Students train for Regents’ Day on the Hill


Photo: Karuna Ang/Iowa State Daily

Lisa Heddens, left, state representative, answers a student’s questions during the ISU Ambassador lobbying training day, Friday, March 4, 2011, at Carver 268.

Paige Godden

Students will be heading to the Iowa Capitol on Monday and state legislators visited Iowa State on Friday afternoon to share strategic lobbying tips with them.

“Personalize your story. What sacrifices did you make? What sacrifices did your parents make so that you could be here at this university?” Beth Wessel-Kroeschell, a member of the House who represents district 45, said.

Kroeschell said to not limit lobbying efforts to Monday.

“I have on constituent that, boy, I know her. She sends me an e-mail probably two or three times a week,” Kroeschell said. “Make sure you follow up on us with the issues.”

Ann McCarthy, state relations officer for Iowa State, shared the “nuts and bolts about what to expect when you get down there.”

McCarthy said one of the first things to do is let the legislators know you appreciate them.

“They have a tough job. Make your point clearly without attacking a person or other people. It is easy to promote yourself by tearing someone else down. That’s not an effective way to lobby,” McCarthy said.

McCarthy said to use the legislator’s website to see who your hometown representative is and to look at pictures to make sure you know whom you’re speaking to.

McCarthy said to make sure to be flexible and patient because “you may not always be able to talk to the legislator you want.”

McCarthy said to try and keep conversation with legislators under five minutes.

Lisa Heddens, the state representative to district 46 which covers the northern half of Ames, Gilbert and Eastern Boone County, reiterated being polite.

“Don’t be confrontational.

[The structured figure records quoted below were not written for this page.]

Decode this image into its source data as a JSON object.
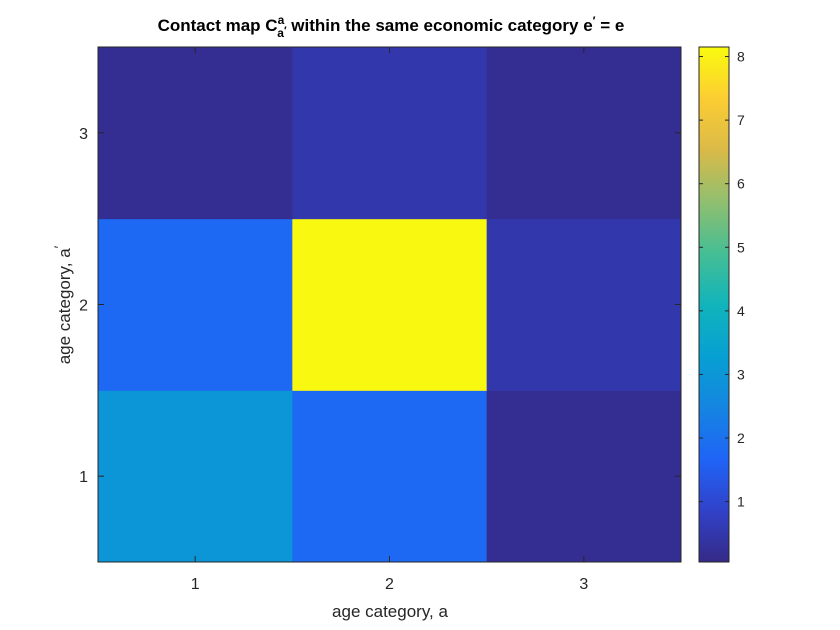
{
  "chart_data": {
    "type": "heatmap",
    "title": {
      "prefix": "Contact map C",
      "sup": "a",
      "sub": "a",
      "sub_prime": "′",
      "suffix": " within the same economic category e",
      "eq_prime": "′",
      "eq_tail": " = e"
    },
    "xlabel": "age category, a",
    "ylabel": {
      "main": "age category, a",
      "prime": "′"
    },
    "x_categories": [
      "1",
      "2",
      "3"
    ],
    "y_categories": [
      "1",
      "2",
      "3"
    ],
    "values": [
      [
        3.0,
        1.8,
        0.2
      ],
      [
        1.8,
        8.1,
        0.5
      ],
      [
        0.2,
        0.5,
        0.2
      ]
    ],
    "colormap": "parula",
    "colorbar": {
      "ticks": [
        1,
        2,
        3,
        4,
        5,
        6,
        7,
        8
      ],
      "tick_labels": [
        "1",
        "2",
        "3",
        "4",
        "5",
        "6",
        "7",
        "8"
      ],
      "range": [
        0.05,
        8.15
      ],
      "placement": "right"
    },
    "grid": false
  }
}
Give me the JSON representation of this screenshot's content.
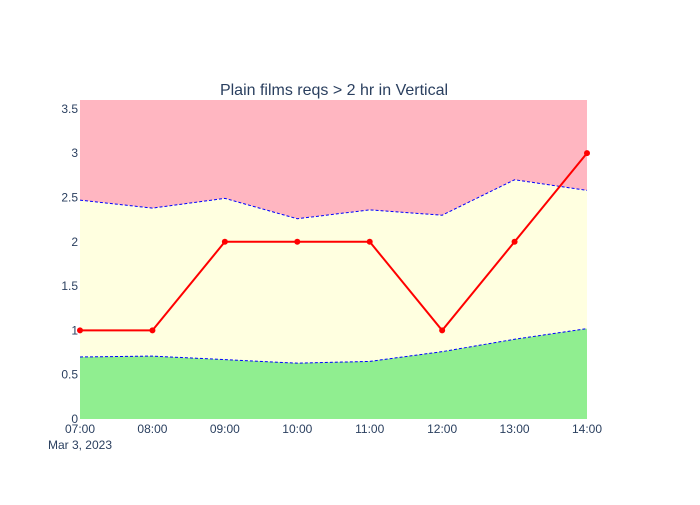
{
  "chart_data": {
    "type": "line",
    "title": "Plain films reqs > 2 hr in Vertical",
    "xlabel": "",
    "ylabel": "",
    "x": [
      "07:00",
      "08:00",
      "09:00",
      "10:00",
      "11:00",
      "12:00",
      "13:00",
      "14:00"
    ],
    "x_date_label": "Mar 3, 2023",
    "ylim": [
      0,
      3.6
    ],
    "y_ticks": [
      "0",
      "0.5",
      "1",
      "1.5",
      "2",
      "2.5",
      "3",
      "3.5"
    ],
    "grid": false,
    "series": [
      {
        "values": [
          0.7,
          0.71,
          0.67,
          0.63,
          0.65,
          0.76,
          0.9,
          1.02
        ]
      },
      {
        "values": [
          2.47,
          2.38,
          2.49,
          2.26,
          2.36,
          2.3,
          2.7,
          2.58
        ]
      },
      {
        "values": [
          1,
          1,
          2,
          2,
          2,
          1,
          2,
          3
        ]
      }
    ],
    "colors": {
      "lower_band": "#90ee90",
      "middle_band": "#ffffe0",
      "upper_band": "#ffb6c1",
      "band_edge": "#0000ff",
      "actual_line": "#ff0000",
      "text": "#2a3f5f"
    }
  }
}
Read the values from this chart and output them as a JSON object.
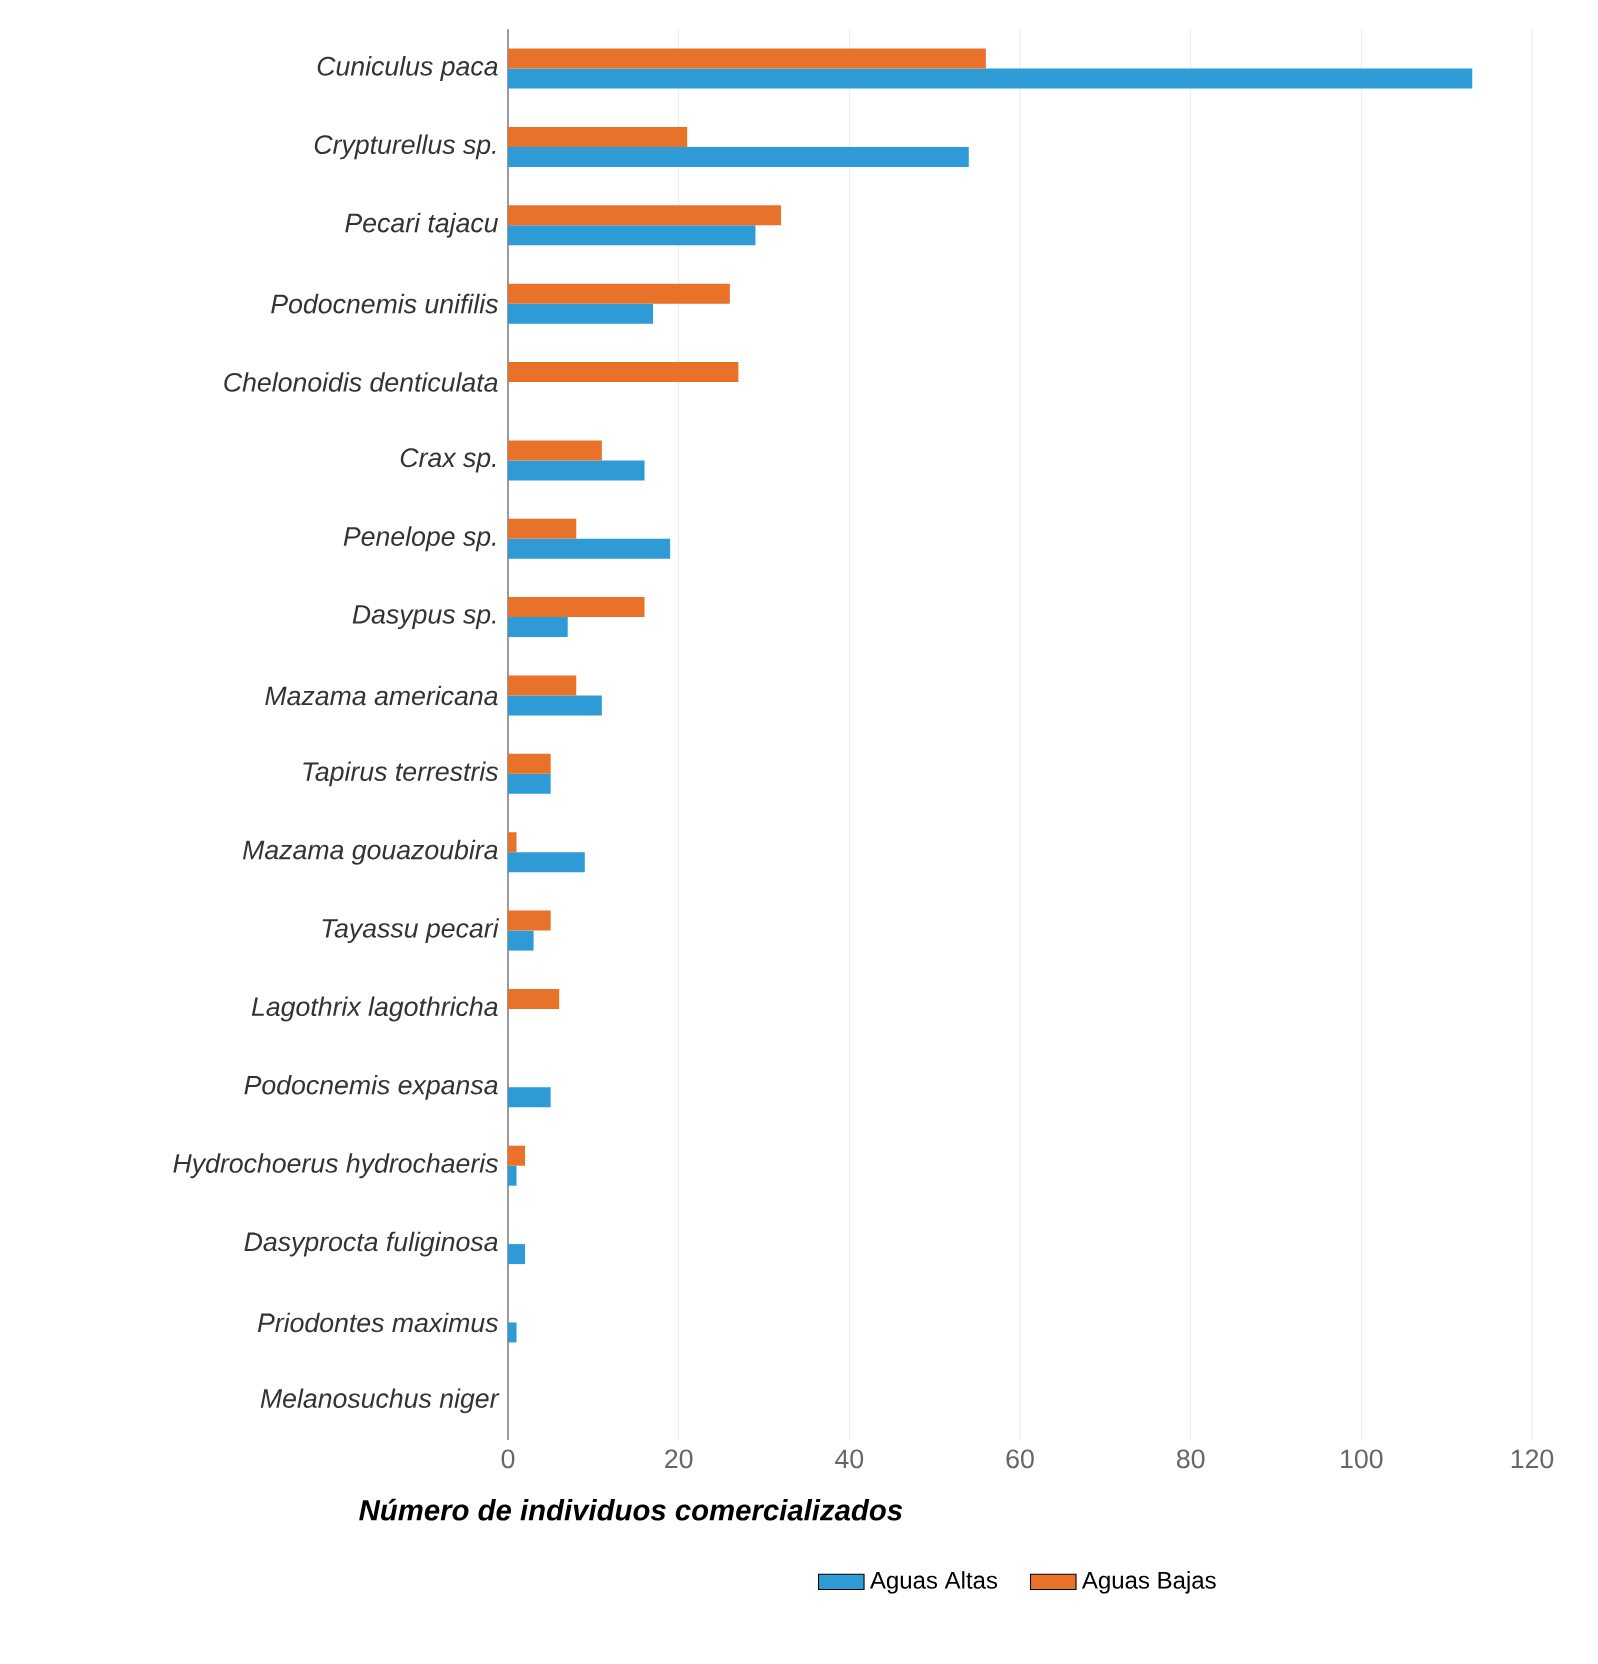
{
  "chart_data": {
    "type": "bar",
    "orientation": "horizontal",
    "xlabel": "**Número de individuos comercializados**",
    "categories": [
      "Cuniculus paca",
      "Crypturellus sp.",
      "Pecari tajacu",
      "Podocnemis unifilis",
      "Chelonoidis denticulata",
      "Crax sp.",
      "Penelope sp.",
      "Dasypus sp.",
      "Mazama americana",
      "Tapirus terrestris",
      "Mazama gouazoubira",
      "Tayassu pecari",
      "Lagothrix lagothricha",
      "Podocnemis expansa",
      "Hydrochoerus hydrochaeris",
      "Dasyprocta fuliginosa",
      "Priodontes maximus",
      "Melanosuchus niger"
    ],
    "series": [
      {
        "name": "Aguas Altas",
        "color": "#2e9bd6",
        "values": [
          113,
          54,
          29,
          17,
          null,
          16,
          19,
          7,
          11,
          5,
          9,
          3,
          null,
          5,
          1,
          2,
          1,
          null
        ]
      },
      {
        "name": "Aguas Bajas",
        "color": "#e8722a",
        "values": [
          56,
          21,
          32,
          26,
          27,
          11,
          8,
          16,
          8,
          5,
          1,
          5,
          6,
          null,
          2,
          null,
          null,
          null
        ]
      }
    ],
    "xlim": [
      0,
      120
    ],
    "xticks": [
      0,
      20,
      40,
      60,
      80,
      100,
      120
    ],
    "grid": "x",
    "legend": "bottom"
  }
}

I’ve had that happen to me,” Heddens said.

Heddens said she did not think she has any committee meetings Monday, but she said to be patient because legislators might be in line to speak or in caucus.

Herman Quirmbach, a senator representing district 23, gave an update on what is happening at the Capitol.

Quirmbach said it became apparent what bills are alive and which are dead because the first bottleneck is done.

He said the bills that weren’t affected by the bottlenecking were appropriations and ways and means bills.

Quirmbach said he has been working with the Government of the Student Body to exempt sales tax from textbooks.

He said the education committee voted on the bill last week, and it was referred to the ways and means committee.

“Each year we take turns whether the House or Senate is going to regulate appropriation bills. This year the education appropriations bill will start in the house,” Quirmbach said.

He said along with informing your legislators about personal stories, make sure to inform legislators about your plans to either stay in Iowa or leave.

“We don’t like young people leaving Iowa … we want to keep people here,” Quirmbach said.

He said if you have had older brothers or sisters or know people from high school who have gone out of state be sure to tell your legislator that story.

Quirmbach said part of what has helped Iowa get through the recession was the federal stimulus money, but that money is going away.

He said by law the legislature has to run a 1 percent surplus.

“Surpluses by law have to go into reserve funds; the cash reserve and economic emergency funds. That money makes up about 10 percent of our budget,” Quirmbach said.

He said the reserve funds are now filled up to the legal limit.

“Not only are we running surplus, our reserve funding is full. We’re triple-A across the board. No one else has that. They don’t give anything higher than that. We’re in reasonably good shape,” Quirmbach said.

He said if the state level funded everything it would end with the smallest budget gap of the past four years.